Dari hasil supervisi ini, dapat diketahui kelemahan sekaligus keunggulan
guru dalam melaksanakan pembelajaran, -tingkat penguasaan guru yang
bersangkutan-, selanjutnya diupayakan solusi, pembinaan dan tindak lanjut
tertentu sehingga guru dapat memperbaiki kekurangan yang ada sekaligus
mempertahankan keunggulannya dalam melaksanakan pembelajaran.
Jones
dkk. sebagaimana disampaikan oleh Sudarwan Danim (2002) mengemukakan
bahwa,”menghadapi kurikulum yang berisi perubahan-perubahan yang cukup besar
dalam tujuan, isi, metode, dan evaluasi pengajarannya, sedah sewajarnya kalau
para guru mengharapkan saran dan bimbingan dari kepala sekolah mereka”. Dari
ungkapan ini, mengandung makna bahwa kepala sekolah harus betul-betul menguasai
tentang kurikulum sekolah. Mustahil seorang kepala sekolah dapat memberikan
saran dan bimbingan kepada guru, sementara dia sendiri tidak menguasainya
dengan baik.
5. Kepala Sekolah sebagai Leader (pemimpin)
Gaya
kepemimpinan kepala sekolah seperti apakah yang dapat menumbuh suburkan
kreativitas sekaligus dapat mendorong terhadap peningkatan kompetensi guru ?
Dalam teori kepemimpinan setidaknya kita mengenal dua gaya kepemimpinan yaitu;
kepemimpinan yang berorientasi pada tugas dan kepemimpinan yang berorientasi
pada manusia. Dalam rangka meningkatkan kompetensi guru, seorang kepala sekolah
dapat menerapkan kedua gaya kepemimpinan tersebut secara tepat dan fleksibel,
disesuaikan dengan kondisi dan kebutuhan yang ada. Kendati demikian menarik untuk
dipertimbangkan dari hasil studi yang dilakukan Bambang Budi Wiyono (2000)
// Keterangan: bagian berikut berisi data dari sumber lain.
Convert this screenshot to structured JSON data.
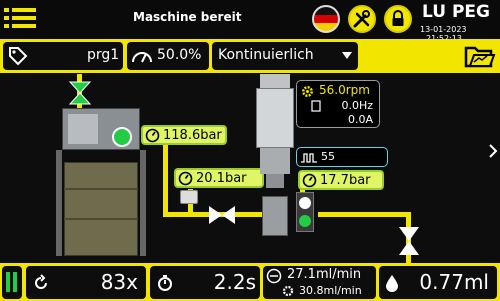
{
  "header": {
    "status": "Maschine bereit",
    "logo": "LU PEG",
    "date": "13-01-2023",
    "time": "21:52:13"
  },
  "program": {
    "name": "prg1",
    "speed_percent": "50.0%",
    "mode": "Kontinuierlich"
  },
  "gauges": {
    "top": "118.6bar",
    "middle": "20.1bar",
    "right": "17.7bar"
  },
  "motor": {
    "rpm": "56.0rpm",
    "hz": "0.0Hz",
    "amps": "0.0A"
  },
  "counter_box": {
    "value": "55"
  },
  "footer": {
    "count": "83x",
    "time": "2.2s",
    "flow_primary": "27.1ml/min",
    "flow_secondary": "30.8ml/min",
    "volume": "0.77ml"
  },
  "colors": {
    "accent_yellow": "#f2e600",
    "gauge_green": "#dff565",
    "valve_green": "#22cc44",
    "background": "#0d0d0d"
  },
  "icons": {
    "menu": "menu-icon",
    "language": "german-flag-icon",
    "tools": "wrench-screwdriver-icon",
    "lock": "lock-icon",
    "tag": "tag-icon",
    "speedometer": "speedometer-icon",
    "dropdown": "chevron-down-icon",
    "folder": "folder-icon",
    "gear": "gear-icon",
    "refresh": "refresh-icon",
    "stopwatch": "stopwatch-icon",
    "flow": "flow-icon",
    "drop": "drop-icon",
    "pause": "pause-icon",
    "next": "chevron-right-icon"
  }
}
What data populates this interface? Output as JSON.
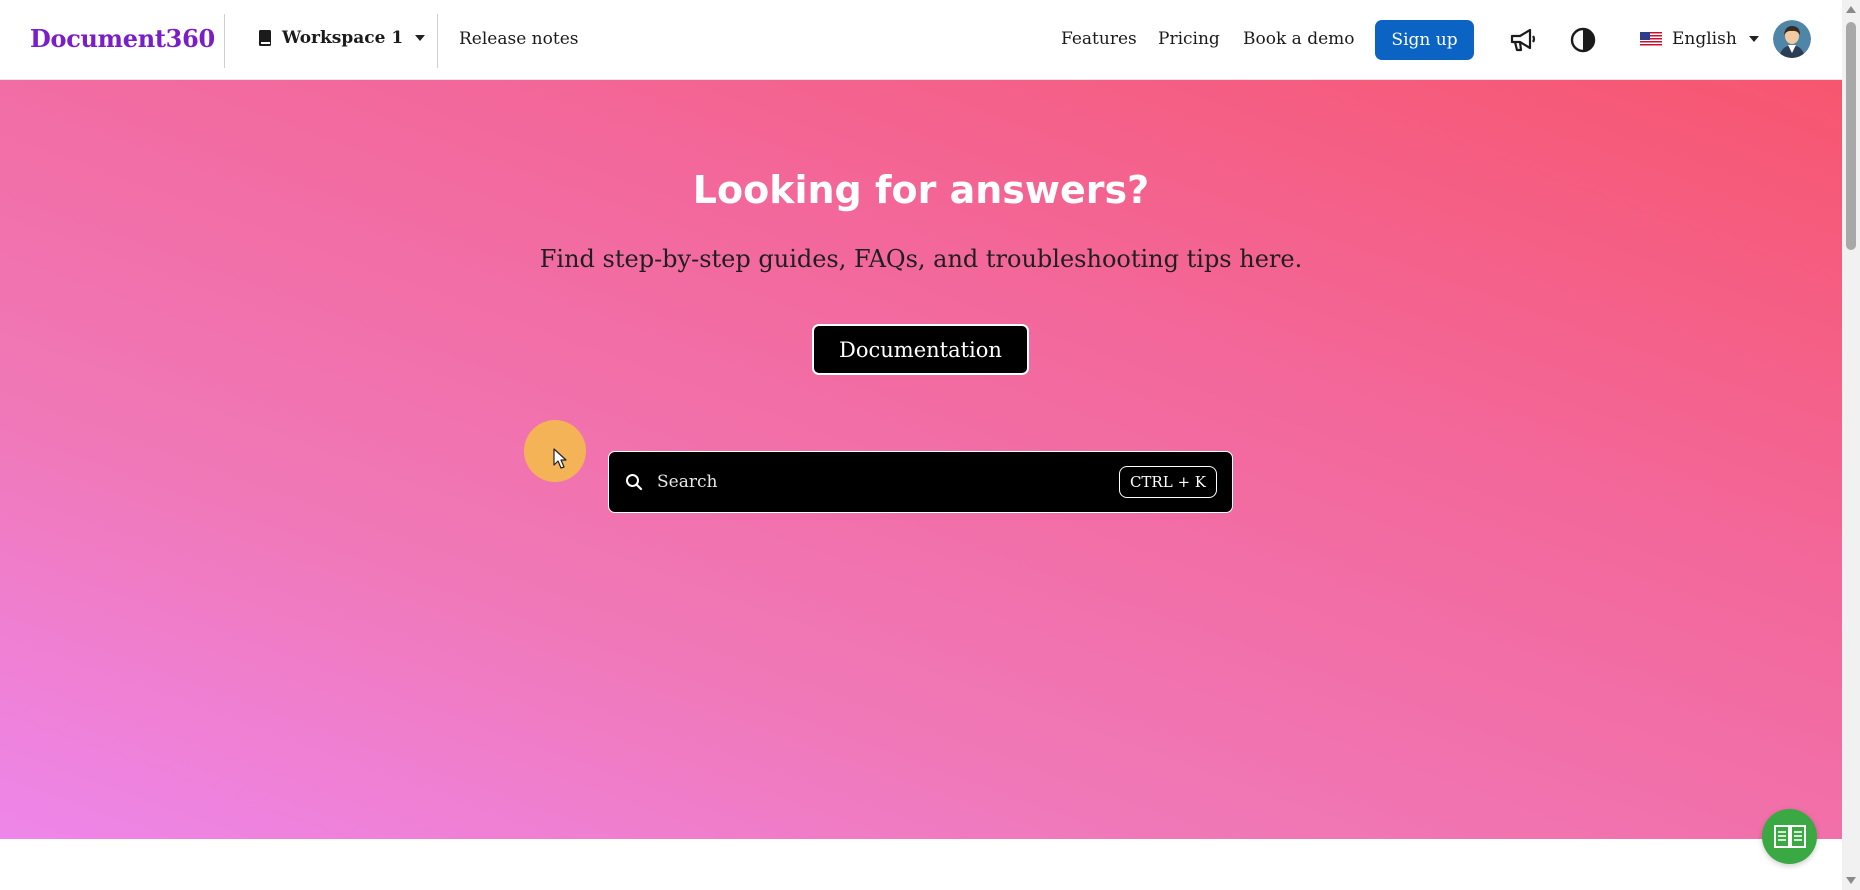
{
  "header": {
    "logo": "Document360",
    "workspace": {
      "label": "Workspace 1",
      "icon": "book-icon"
    },
    "release_notes": "Release notes",
    "nav": {
      "features": "Features",
      "pricing": "Pricing",
      "book_demo": "Book a demo"
    },
    "signup": "Sign up",
    "icons": {
      "announcements": "megaphone-icon",
      "theme": "contrast-icon"
    },
    "language": {
      "label": "English",
      "flag": "us-flag-icon"
    }
  },
  "hero": {
    "title": "Looking for answers?",
    "subtitle": "Find step-by-step guides, FAQs, and troubleshooting tips here.",
    "button": "Documentation",
    "search": {
      "placeholder": "Search",
      "shortcut": "CTRL + K"
    }
  },
  "colors": {
    "brand": "#7a1fc7",
    "primary_button": "#0b63c4",
    "hero_gradient": [
      "#f7566f",
      "#f3679a",
      "#f078b8",
      "#ee86ea"
    ],
    "help_button": "#3aa843"
  },
  "floating": {
    "help_icon": "open-book-icon"
  }
}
terhadap 64 kepala sekolah dan 256 guru Sekolah Dasar di Bantul terungkap bahwa
ethos kerja guru lebih tinggi ketika dipimpin oleh kepala sekolah dengan gaya
kepemimpinan yang berorientasi kepada manusia.
Kepemimpinan
seseorang sangat berkaitan dengan kepribadian dan kepribadian kepala sekolah
sebagai pemimpin akan tercermin dalam sifat-sifat sebagai
7
berikut: (1) jujur, (2) percaya diri, (3) tanggung
jawab, (4) berani mengambil resiko dan keputusan, (5) berjiwa besar, (6) emosi
yang stabil, dan (7) teladan ( E. Mulyana, 2003).
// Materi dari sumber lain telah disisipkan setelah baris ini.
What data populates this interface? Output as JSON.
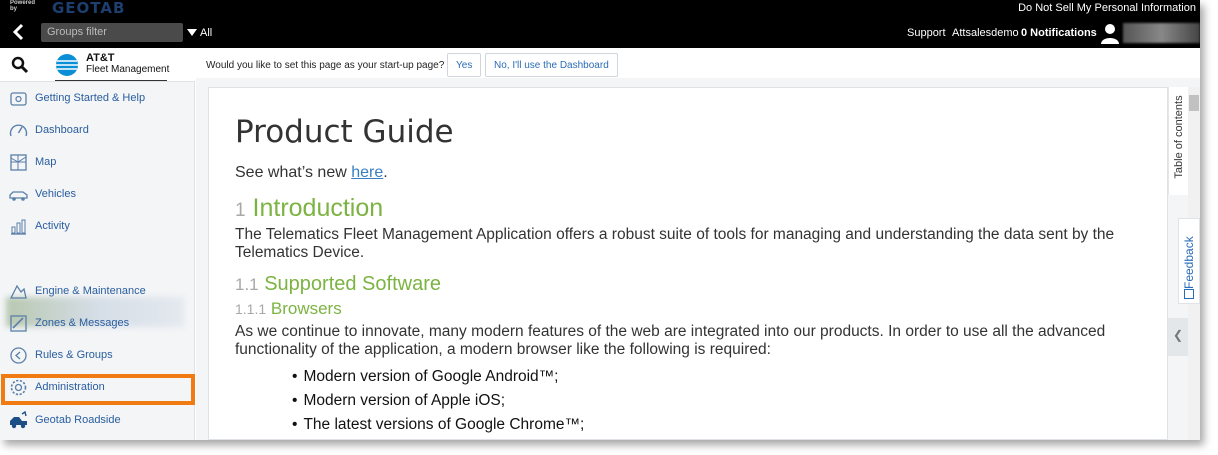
{
  "topbar": {
    "powered_by": "Powered by",
    "brand": "GEOTAB",
    "do_not_sell": "Do Not Sell My Personal Information"
  },
  "navbar": {
    "groups_placeholder": "Groups filter",
    "all_label": "All",
    "support": "Support",
    "user": "Attsalesdemo",
    "notifications": "0 Notifications"
  },
  "sidebar": {
    "logo_name": "AT&T",
    "logo_sub": "Fleet Management",
    "items": [
      {
        "label": "Getting Started & Help",
        "icon": "help-icon"
      },
      {
        "label": "Dashboard",
        "icon": "gauge-icon"
      },
      {
        "label": "Map",
        "icon": "map-icon"
      },
      {
        "label": "Vehicles",
        "icon": "vehicle-icon"
      },
      {
        "label": "Activity",
        "icon": "activity-icon"
      },
      {
        "label": "Engine & Maintenance",
        "icon": "engine-icon"
      },
      {
        "label": "Zones & Messages",
        "icon": "zones-icon"
      },
      {
        "label": "Rules & Groups",
        "icon": "rules-icon"
      },
      {
        "label": "Administration",
        "icon": "gear-icon"
      },
      {
        "label": "Geotab Roadside",
        "icon": "roadside-icon"
      }
    ],
    "highlighted_item": "Administration"
  },
  "startup": {
    "question": "Would you like to set this page as your start-up page?",
    "yes_label": "Yes",
    "no_label": "No, I'll use the Dashboard"
  },
  "doc": {
    "title": "Product Guide",
    "whats_new_prefix": "See what’s new ",
    "whats_new_link": "here",
    "whats_new_suffix": ".",
    "h1_num": "1",
    "h1_text": "Introduction",
    "p1": "The Telematics Fleet Management Application offers a robust suite of tools for managing and understanding the data sent by the Telematics Device.",
    "h2_num": "1.1",
    "h2_text": "Supported Software",
    "h3_num": "1.1.1",
    "h3_text": "Browsers",
    "p2": "As we continue to innovate, many modern features of the web are integrated into our products. In order to use all the advanced functionality of the application, a modern browser like the following is required:",
    "bullets": [
      "Modern version of Google Android™;",
      "Modern version of Apple iOS;",
      "The latest versions of Google Chrome™;"
    ]
  },
  "right": {
    "toc_label": "Table of contents",
    "feedback_label": "Feedback"
  },
  "colors": {
    "accent_green": "#7cb342",
    "link_blue": "#2a6cb5",
    "highlight_orange": "#f07b12"
  }
}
6. Kepala Sekolah sebagai Inovator ( pencipta
iklim kerja )
Budaya
dan iklim kerja yang kondusif akan memungkinkan setiap guru lebih termotivasi
untuk menunjukkan kinerjanya secara unggul, yang disertai usaha untuk
meningkatkan kompetensinya. Oleh karena itu, dalam upaya menciptakan budaya dan
iklim kerja yang kondusif, kepala sekolah hendaknya memperhatikan
prinsip-prinsip sebagai berikut : (1) para guru akan bekerja lebih giat apabila
kegiatan yang dilakukannya menarik dan menyenangkan, (2) tujuan kegiatan perlu
disusun dengan jelas dan diinformasikan
kepada para guru sehingga mereka mengetahui tujuan dia bekerja, para guru juga
dapat dilibatkan dalam penyusunan tujuan tersebut, (3) para guru harus selalu
diberitahu tentang sesuatu dari setiap pekerjaannya, (4) pemberian hadiah lebih
baik daripada hukuman, namun sewaktu-waktu hukuman juga diperlukan, (5)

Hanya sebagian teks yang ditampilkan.